We talked a lot about the differences in working with Tyler alone vs. working with Tyler with Ben around and the struggles that we face with both boys being there. She reiterated how well Tyler is doing. I reminded her that even after the study ends, we'll make sure to have one on one time for each boy so that Tyler can get the appropriate therapy he needs and Ben can get the appropriate attention he deserves.
Tuesday's session notes matched my asssessment of tyler and him being overstimulated. She commented at how well the hand washing is going and gave tips of how to fade out my hand over hand prompts into a partial prpmt and then gestures for him to complete next steps on his own.
She gave tips to help Tyler when he's overstimulated such as focusing on calming activities such as books, puzzles, shape sorter, etc. During times he's understimulated we shoudl play things like parade, swing, parachute, wheely bugs, etc.
Keep reinforcing Tyler sounds. When he says a sound, we say a sound, etc.
She also gave us a list of study approved activities that we can do with both boys which will help out dad when he's playing with the boys.
Tuesday, March 4, 2008
3/4/08
I forgot to mention, we were able to get a quick video of TYler feedign himself with a fork the other day. I'd have to put the food on the fork but he'd pick it up off the table and put it in his mouth.
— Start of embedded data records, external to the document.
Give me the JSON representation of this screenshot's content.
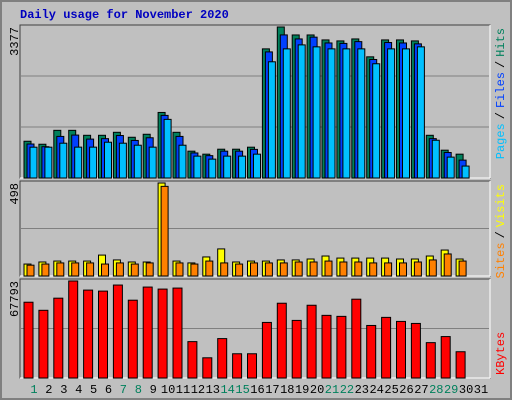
{
  "chart_data": [
    {
      "type": "bar",
      "title": "Daily usage for November 2020",
      "categories": [
        "1",
        "2",
        "3",
        "4",
        "5",
        "6",
        "7",
        "8",
        "9",
        "10",
        "11",
        "12",
        "13",
        "14",
        "15",
        "16",
        "17",
        "18",
        "19",
        "20",
        "21",
        "22",
        "23",
        "24",
        "25",
        "26",
        "27",
        "28",
        "29",
        "30",
        "31"
      ],
      "category_colors": [
        "#00805c",
        "#000000",
        "#000000",
        "#000000",
        "#000000",
        "#000000",
        "#00805c",
        "#00805c",
        "#000000",
        "#000000",
        "#000000",
        "#000000",
        "#000000",
        "#00805c",
        "#00805c",
        "#000000",
        "#000000",
        "#000000",
        "#000000",
        "#000000",
        "#00805c",
        "#00805c",
        "#000000",
        "#000000",
        "#000000",
        "#000000",
        "#000000",
        "#00805c",
        "#00805c",
        "#000000",
        "#000000"
      ],
      "legend_separator": "/",
      "ylim": [
        0,
        3377
      ],
      "yticks": [
        3377
      ],
      "series": [
        {
          "name": "Pages",
          "color": "#00c0ff",
          "values": [
            689,
            689,
            778,
            690,
            690,
            800,
            778,
            733,
            690,
            1311,
            733,
            489,
            422,
            489,
            489,
            533,
            2599,
            2888,
            2977,
            2933,
            2888,
            2888,
            2888,
            2555,
            2888,
            2888,
            2933,
            844,
            467,
            267,
            null
          ]
        },
        {
          "name": "Files",
          "color": "#0040ff",
          "values": [
            760,
            700,
            930,
            960,
            870,
            880,
            950,
            840,
            900,
            1400,
            930,
            560,
            500,
            600,
            600,
            640,
            2820,
            3200,
            3110,
            3150,
            3020,
            3010,
            3050,
            2650,
            3030,
            3020,
            3000,
            880,
            570,
            400,
            null
          ]
        },
        {
          "name": "Hits",
          "color": "#00805c",
          "values": [
            822,
            755,
            1066,
            1066,
            955,
            955,
            1022,
            911,
            978,
            1466,
            1022,
            600,
            533,
            644,
            644,
            689,
            2888,
            3377,
            3199,
            3199,
            3088,
            3066,
            3110,
            2710,
            3088,
            3088,
            3066,
            955,
            622,
            533,
            null
          ]
        }
      ]
    },
    {
      "type": "bar",
      "ylim": [
        0,
        498
      ],
      "yticks": [
        498
      ],
      "series": [
        {
          "name": "Sites",
          "color": "#ff8000",
          "values": [
            58,
            64,
            70,
            70,
            70,
            64,
            70,
            64,
            70,
            480,
            70,
            64,
            80,
            70,
            64,
            70,
            70,
            70,
            75,
            75,
            80,
            75,
            75,
            70,
            70,
            70,
            75,
            86,
            118,
            80,
            null
          ]
        },
        {
          "name": "Visits",
          "color": "#ffff00",
          "values": [
            64,
            75,
            80,
            80,
            80,
            112,
            86,
            75,
            75,
            498,
            80,
            70,
            102,
            145,
            75,
            80,
            80,
            86,
            86,
            91,
            107,
            96,
            96,
            96,
            96,
            91,
            91,
            107,
            139,
            91,
            null
          ]
        }
      ]
    },
    {
      "type": "bar",
      "ylim": [
        0,
        67793
      ],
      "yticks": [
        67793
      ],
      "series": [
        {
          "name": "KBytes",
          "color": "#ff0000",
          "values": [
            52963,
            47314,
            55788,
            67793,
            61438,
            60732,
            64969,
            54375,
            63556,
            62144,
            62850,
            25423,
            14124,
            27541,
            16948,
            16948,
            38840,
            52257,
            40252,
            50844,
            43782,
            43075,
            55081,
            36721,
            42369,
            39545,
            38133,
            24717,
            28954,
            18360,
            null
          ]
        }
      ]
    }
  ]
}
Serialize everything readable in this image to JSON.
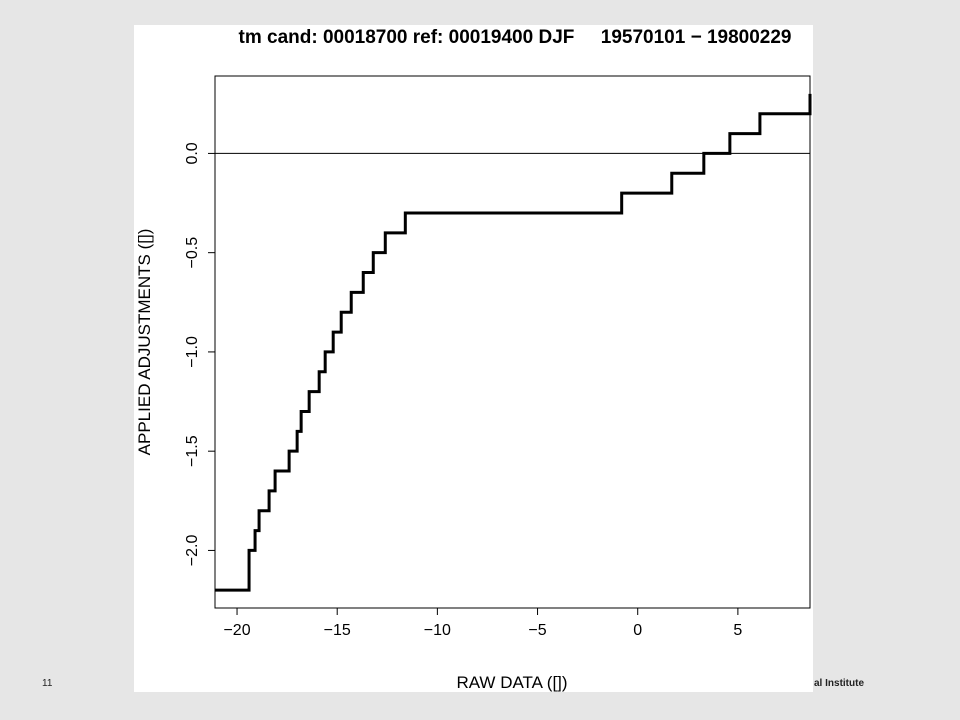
{
  "slide": {
    "number": "11",
    "footer_text": "al Institute"
  },
  "chart_data": {
    "type": "line",
    "line_style": "step",
    "title": "tm cand: 00018700 ref: 00019400 DJF     19570101 − 19800229",
    "xlabel": "RAW DATA ([])",
    "ylabel": "APPLIED ADJUSTMENTS ([])",
    "xlim": [
      -21.1,
      8.6
    ],
    "ylim": [
      -2.29,
      0.39
    ],
    "x_ticks": [
      -20,
      -15,
      -10,
      -5,
      0,
      5
    ],
    "x_tick_labels": [
      "−20",
      "−15",
      "−10",
      "−5",
      "0",
      "5"
    ],
    "y_ticks": [
      0.0,
      -0.5,
      -1.0,
      -1.5,
      -2.0
    ],
    "y_tick_labels": [
      "0.0",
      "−0.5",
      "−1.0",
      "−1.5",
      "−2.0"
    ],
    "reference_line_y": 0.0,
    "grid": false,
    "series": [
      {
        "color": "#000000",
        "x": [
          -21.1,
          -19.4,
          -19.1,
          -18.9,
          -18.4,
          -18.1,
          -17.4,
          -17.0,
          -16.8,
          -16.4,
          -15.9,
          -15.6,
          -15.2,
          -14.8,
          -14.3,
          -13.7,
          -13.2,
          -12.6,
          -11.6,
          -0.8,
          1.7,
          3.3,
          4.6,
          6.1,
          8.6
        ],
        "y": [
          -2.2,
          -2.0,
          -1.9,
          -1.8,
          -1.7,
          -1.6,
          -1.5,
          -1.4,
          -1.3,
          -1.2,
          -1.1,
          -1.0,
          -0.9,
          -0.8,
          -0.7,
          -0.6,
          -0.5,
          -0.4,
          -0.3,
          -0.2,
          -0.1,
          0.0,
          0.1,
          0.2,
          0.3
        ]
      }
    ]
  }
}
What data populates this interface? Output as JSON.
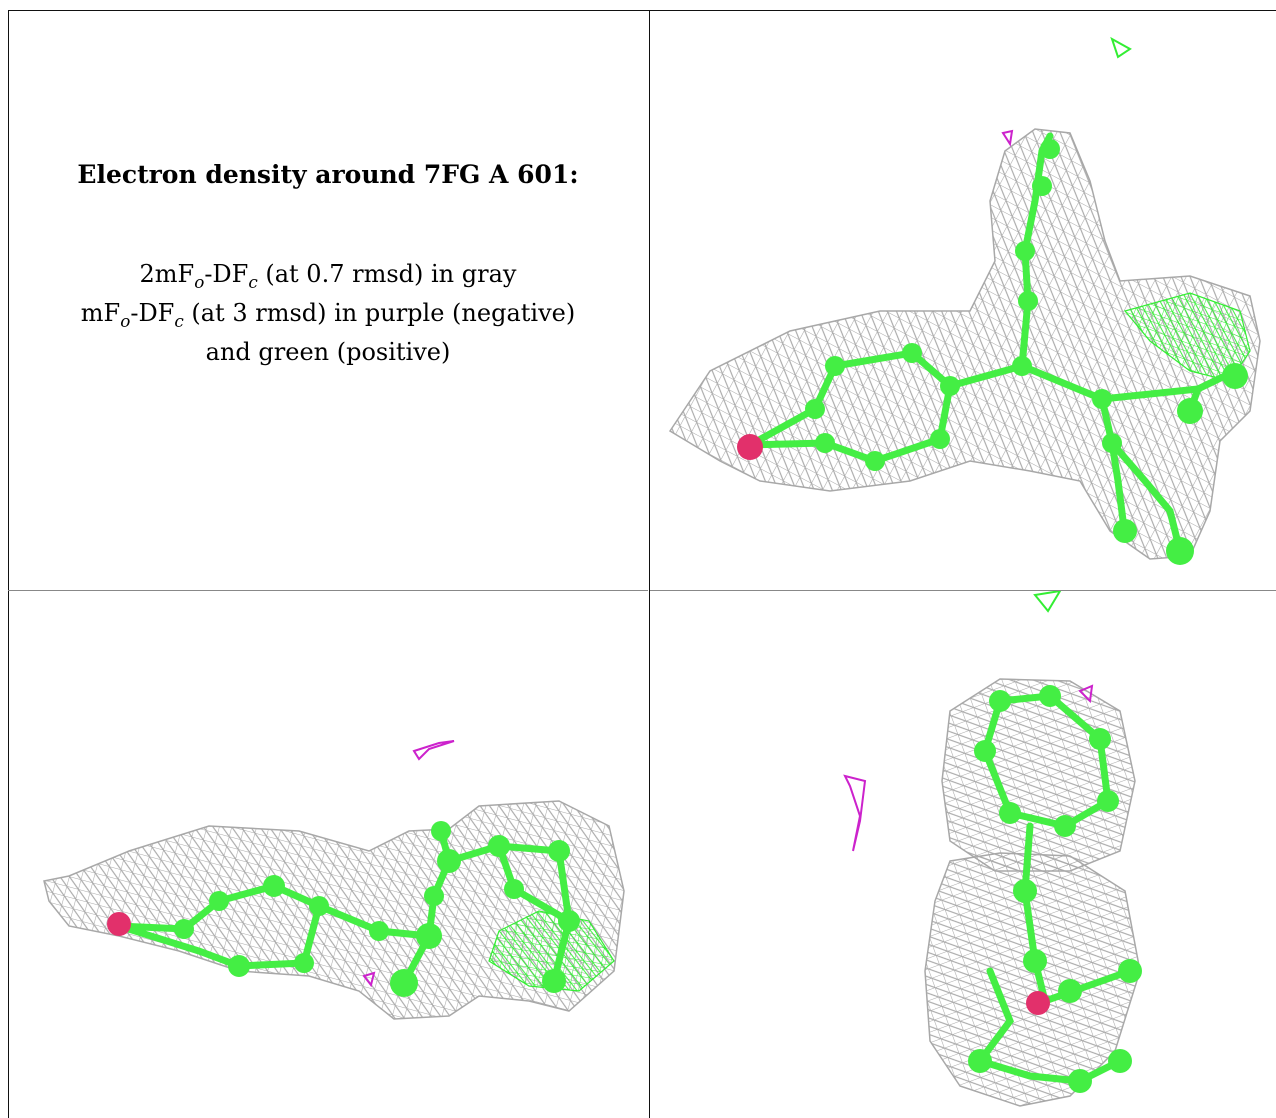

I know I've mentioned it 1000 times already but Autism Speaks is an amazing organization. They just released 100-day kit on their website http://www.autismspeaks.org/community/family_services/100_day_kit.php Carrie printed us a copy of this and I've only skimmed it so far but it is very very informative for anyone wanting to know more about different therapies, educations, theories, etc. I encourage everyone to read it if they have time. This may answer a lot of your questions about autism. Don't forget April is autism awareness month so the more you know the more you are able to make others aware which will lead to a more tolerable world for Tyler. Everything you do helps :)
Monday, March 3, 2008
3/3/08 -
Ok, so just wanted to make sure that everyone knows Tyler now knows/says 3 words. Ma-Ma, Ball, Milk, he's very close to saying bye bye as well as waving. He doesn't say ball and milk very often but he has said them at appropriate times so we just really try to reinforce it when he does say it correctly.
Thursday morning Ben will be home with Tyler and I. We all get to go to social group together and then when we get home we are going to work on the bathtime routine. Should be fun! As a reminder, the goal of all "routines" is to get Tyler to engage in play, communicate (eye gaze, handpull, and gestures), and to be more independent, i.e. help with chores, wash his hands, throw away diaper, etc.